O Ministério da Educação (MEC) anunciou a prorrogação do prazo para que as redes de ensino de todo o país manifestem interesse em utilizar a Prova Nacional Docente (PND) na seleção de professores para a educação básica. O novo limite para adesão voluntária se estende até 17 de junho, superando a data inicial de 31 de maio.
Para formalizar a adesão, as secretarias de Educação e dirigentes estaduais ou municipais devem acessar exclusivamente o Sistema Integrado de Monitoramento, Execução e Controle do Ministério da Educação (Simec).
O acesso ao Simec requer login utilizando a senha da plataforma Gov.br, previamente cadastrada pelos respectivos secretários de Educação ou pelos dirigentes dos órgãos estaduais e municipais.
A PND foi concebida com o objetivo de oferecer suporte às redes públicas na contratação de docentes e, assim, elevar a qualidade do processo de ingresso na carreira do magistério nacional.
Este exame tem a capacidade de substituir as etapas de provas objetiva e discursiva nos processos seletivos destinados a professores da educação básica, conduzidos pelas redes de ensino.
Adesão e permanência
Mesmo as redes municipais, estaduais e do Distrito Federal que já haviam formalizado a adesão à PND para 2025 precisam reiterar seu interesse em utilizar a nota do exame. Essa manifestação deve ocorrer pelo mesmo sistema oficial do MEC, dentro do prazo estendido. Em 2024, a iniciativa contou com a participação de 1.508 municípios e 22 estados.
Uma novidade anunciada pelo Ministério da Educação em abril é que, a partir de 2026, a adesão dos entes federados ao exame passará a ter caráter de prazo indeterminado.

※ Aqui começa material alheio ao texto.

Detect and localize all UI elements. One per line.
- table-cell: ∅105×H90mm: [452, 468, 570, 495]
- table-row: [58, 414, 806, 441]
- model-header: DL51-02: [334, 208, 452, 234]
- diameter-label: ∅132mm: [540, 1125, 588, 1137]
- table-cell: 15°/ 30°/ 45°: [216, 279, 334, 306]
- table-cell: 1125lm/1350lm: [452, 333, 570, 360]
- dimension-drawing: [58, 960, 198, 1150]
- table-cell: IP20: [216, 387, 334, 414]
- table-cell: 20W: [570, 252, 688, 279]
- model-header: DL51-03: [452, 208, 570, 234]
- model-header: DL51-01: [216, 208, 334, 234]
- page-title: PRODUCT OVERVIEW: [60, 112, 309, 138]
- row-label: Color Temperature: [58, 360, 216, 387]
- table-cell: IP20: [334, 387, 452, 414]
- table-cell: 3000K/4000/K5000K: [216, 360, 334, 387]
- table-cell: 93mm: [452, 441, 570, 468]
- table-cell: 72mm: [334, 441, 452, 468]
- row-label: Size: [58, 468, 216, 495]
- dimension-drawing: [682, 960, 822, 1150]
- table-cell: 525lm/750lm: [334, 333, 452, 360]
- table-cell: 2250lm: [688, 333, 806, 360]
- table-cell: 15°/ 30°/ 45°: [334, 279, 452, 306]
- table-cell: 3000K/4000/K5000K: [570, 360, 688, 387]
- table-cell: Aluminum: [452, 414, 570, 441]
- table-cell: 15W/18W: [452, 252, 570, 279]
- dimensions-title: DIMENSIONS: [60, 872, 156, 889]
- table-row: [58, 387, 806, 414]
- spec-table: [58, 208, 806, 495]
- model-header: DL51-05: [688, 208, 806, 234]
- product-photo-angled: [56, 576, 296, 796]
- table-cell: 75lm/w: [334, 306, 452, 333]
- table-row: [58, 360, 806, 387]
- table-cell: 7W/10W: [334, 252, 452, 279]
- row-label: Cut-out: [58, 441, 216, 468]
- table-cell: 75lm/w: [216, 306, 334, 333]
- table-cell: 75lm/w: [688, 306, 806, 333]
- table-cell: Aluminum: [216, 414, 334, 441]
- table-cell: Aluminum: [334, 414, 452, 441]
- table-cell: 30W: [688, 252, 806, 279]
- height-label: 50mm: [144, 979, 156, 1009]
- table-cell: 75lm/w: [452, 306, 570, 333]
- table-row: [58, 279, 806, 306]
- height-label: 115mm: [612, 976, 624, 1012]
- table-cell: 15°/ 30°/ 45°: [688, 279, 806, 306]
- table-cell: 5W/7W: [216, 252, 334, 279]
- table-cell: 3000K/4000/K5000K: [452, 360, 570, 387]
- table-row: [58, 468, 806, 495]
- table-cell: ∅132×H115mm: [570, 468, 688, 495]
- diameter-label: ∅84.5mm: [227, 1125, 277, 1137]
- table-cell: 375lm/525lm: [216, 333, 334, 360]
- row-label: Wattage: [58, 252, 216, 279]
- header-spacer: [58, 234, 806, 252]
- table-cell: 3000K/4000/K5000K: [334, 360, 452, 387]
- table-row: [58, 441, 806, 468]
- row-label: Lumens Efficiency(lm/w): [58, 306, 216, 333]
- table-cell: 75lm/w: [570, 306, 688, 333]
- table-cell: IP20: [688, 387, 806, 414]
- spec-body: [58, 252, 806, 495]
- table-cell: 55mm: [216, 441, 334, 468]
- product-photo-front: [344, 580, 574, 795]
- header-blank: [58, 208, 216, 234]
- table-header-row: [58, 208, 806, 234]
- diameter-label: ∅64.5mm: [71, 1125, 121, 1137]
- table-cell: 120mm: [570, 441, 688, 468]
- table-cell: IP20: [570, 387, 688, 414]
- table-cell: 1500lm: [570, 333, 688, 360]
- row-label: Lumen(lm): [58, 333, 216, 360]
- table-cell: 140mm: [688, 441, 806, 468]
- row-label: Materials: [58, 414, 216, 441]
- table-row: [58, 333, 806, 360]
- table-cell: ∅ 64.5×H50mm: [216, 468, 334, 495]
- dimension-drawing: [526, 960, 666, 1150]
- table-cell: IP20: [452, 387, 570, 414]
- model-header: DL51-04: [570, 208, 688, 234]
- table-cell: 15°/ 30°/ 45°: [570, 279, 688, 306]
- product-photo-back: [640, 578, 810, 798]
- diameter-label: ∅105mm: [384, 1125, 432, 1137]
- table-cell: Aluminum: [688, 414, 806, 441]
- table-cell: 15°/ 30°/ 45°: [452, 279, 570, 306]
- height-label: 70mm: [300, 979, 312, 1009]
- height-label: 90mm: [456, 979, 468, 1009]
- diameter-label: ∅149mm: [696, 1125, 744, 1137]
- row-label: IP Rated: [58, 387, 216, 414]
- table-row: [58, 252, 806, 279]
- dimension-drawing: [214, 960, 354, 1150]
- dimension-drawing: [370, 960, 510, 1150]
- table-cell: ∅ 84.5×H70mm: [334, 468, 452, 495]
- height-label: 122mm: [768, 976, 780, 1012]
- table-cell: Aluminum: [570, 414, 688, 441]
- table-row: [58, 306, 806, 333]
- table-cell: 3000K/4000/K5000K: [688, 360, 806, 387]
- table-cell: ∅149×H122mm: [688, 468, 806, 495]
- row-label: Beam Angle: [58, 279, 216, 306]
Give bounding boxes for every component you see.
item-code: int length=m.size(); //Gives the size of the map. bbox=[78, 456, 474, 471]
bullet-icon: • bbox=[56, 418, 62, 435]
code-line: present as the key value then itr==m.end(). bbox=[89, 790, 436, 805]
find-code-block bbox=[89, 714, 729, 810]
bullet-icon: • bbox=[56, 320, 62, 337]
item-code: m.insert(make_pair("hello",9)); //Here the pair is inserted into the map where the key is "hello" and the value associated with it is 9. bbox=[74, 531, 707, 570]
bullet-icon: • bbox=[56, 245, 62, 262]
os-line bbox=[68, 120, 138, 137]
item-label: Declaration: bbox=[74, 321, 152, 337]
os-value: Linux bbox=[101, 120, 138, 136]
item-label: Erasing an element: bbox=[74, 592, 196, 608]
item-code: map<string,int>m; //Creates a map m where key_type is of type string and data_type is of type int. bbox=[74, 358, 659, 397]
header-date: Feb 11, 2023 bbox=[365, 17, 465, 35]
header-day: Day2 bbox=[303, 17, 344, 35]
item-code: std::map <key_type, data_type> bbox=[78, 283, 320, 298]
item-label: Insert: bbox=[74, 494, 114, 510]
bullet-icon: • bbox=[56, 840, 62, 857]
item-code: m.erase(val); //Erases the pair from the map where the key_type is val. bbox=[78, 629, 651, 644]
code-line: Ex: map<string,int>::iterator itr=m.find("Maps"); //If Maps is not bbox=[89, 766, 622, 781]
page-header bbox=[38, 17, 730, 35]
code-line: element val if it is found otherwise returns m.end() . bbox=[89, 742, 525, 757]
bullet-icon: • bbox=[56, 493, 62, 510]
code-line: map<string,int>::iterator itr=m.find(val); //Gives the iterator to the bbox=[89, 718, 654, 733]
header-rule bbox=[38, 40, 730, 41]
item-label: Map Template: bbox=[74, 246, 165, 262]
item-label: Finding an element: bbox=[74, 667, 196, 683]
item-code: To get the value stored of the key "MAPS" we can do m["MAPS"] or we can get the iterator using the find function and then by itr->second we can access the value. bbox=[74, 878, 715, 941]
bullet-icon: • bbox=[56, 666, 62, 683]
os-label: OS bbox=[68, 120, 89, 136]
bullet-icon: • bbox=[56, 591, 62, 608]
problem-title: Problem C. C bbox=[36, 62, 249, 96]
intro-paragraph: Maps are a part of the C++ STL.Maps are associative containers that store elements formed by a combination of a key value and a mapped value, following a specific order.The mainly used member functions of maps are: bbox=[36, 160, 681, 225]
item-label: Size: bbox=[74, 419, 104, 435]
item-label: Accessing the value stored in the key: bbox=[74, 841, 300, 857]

O MEC ressalta, contudo, que a adesão pode ser cancelada a qualquer momento, caso o gestor local de educação assim o deseje. A solicitação de cancelamento também deve ser processada via Simec.
Com o intuito de orientar os gestores locais, o MEC disponibilizou um guia detalhado, cobrindo desde o acesso ao sistema até o preenchimento completo do termo de adesão.
Cronograma de divulgação e realização
Após o encerramento do prazo, em 17 de junho, o Ministério da Educação publicará a lista oficial dos estados e municípios que aderiram à PND para 2026, incluindo aqueles que renovaram seu interesse na prova.
Essa divulgação prévia permitirá que os professores interessados nos processos seletivos saibam quais entes federados estarão aptos a aproveitar as notas obtidas na PND.
A previsão é que a publicação ocorra no Diário Oficial da União e na página eletrônica do Instituto Nacional de Estudos e Pesquisas Educacionais Anísio Teixeira (Inep) ainda em junho, antecedendo o período de inscrições dos participantes na edição anual da PND, programado para iniciar em 22 de junho.
A aplicação da prova está agendada para 20 de setembro, sob a responsabilidade do Inep. Os resultados finais da PND 2026 serão divulgados em 15 de dezembro.
Estrutura da Prova Nacional Docente
A PND consiste na mesma avaliação teórica utilizada no Exame Nacional de Desempenho dos Estudantes (Enade) das Licenciaturas, sendo aplicada de maneira descentralizada em todas as 27 unidades da Federação.
Conhecida popularmente como “Enem dos Professores”, a avaliação é dividida em dois grandes blocos de questões: um de formação geral docente e outro de componentes específicos.
O primeiro bloco compreende 30 perguntas objetivas e uma questão discursiva, focadas na avaliação de competências pedagógicas, na compreensão de temas relevantes da realidade brasileira e mundial, além de comunicação escrita e raciocínio lógico.
Já o segundo bloco contém 50 questões objetivas, concebidas para mensurar as aprendizagens específicas do candidato em uma das 21 áreas de conhecimento previamente escolhidas.
A PND no contexto dos processos seletivos
A Prova Nacional Docente é organizada anualmente pelo Ministério da Educação em colaboração com o Inep.
É importante ressaltar que o exame nacional não substitui integralmente os processos seletivos conduzidos pelas secretarias de Educação, mas pode ser integrado como uma etapa das provas objetiva e/ou discursiva.
A PND não configura um concurso público e, portanto, não estabelece um banco de candidatos para as redes de ensino. Isso significa que não é possível realizar uma consulta geral dos inscritos ou obter uma lista de participantes. As redes de ensino só conseguem acessar as notas mediante a informação do número do Cadastro de Pessoa Física (CPF) de cada candidato.
Os resultados obtidos em cada edição do exame possuem validade de três anos.
A prova faz parte das iniciativas do Programa Mais Professores para o Brasil, uma política que busca fortalecer a formação docente, estimular o ingresso de professores na rede pública e valorizar os profissionais do magistério.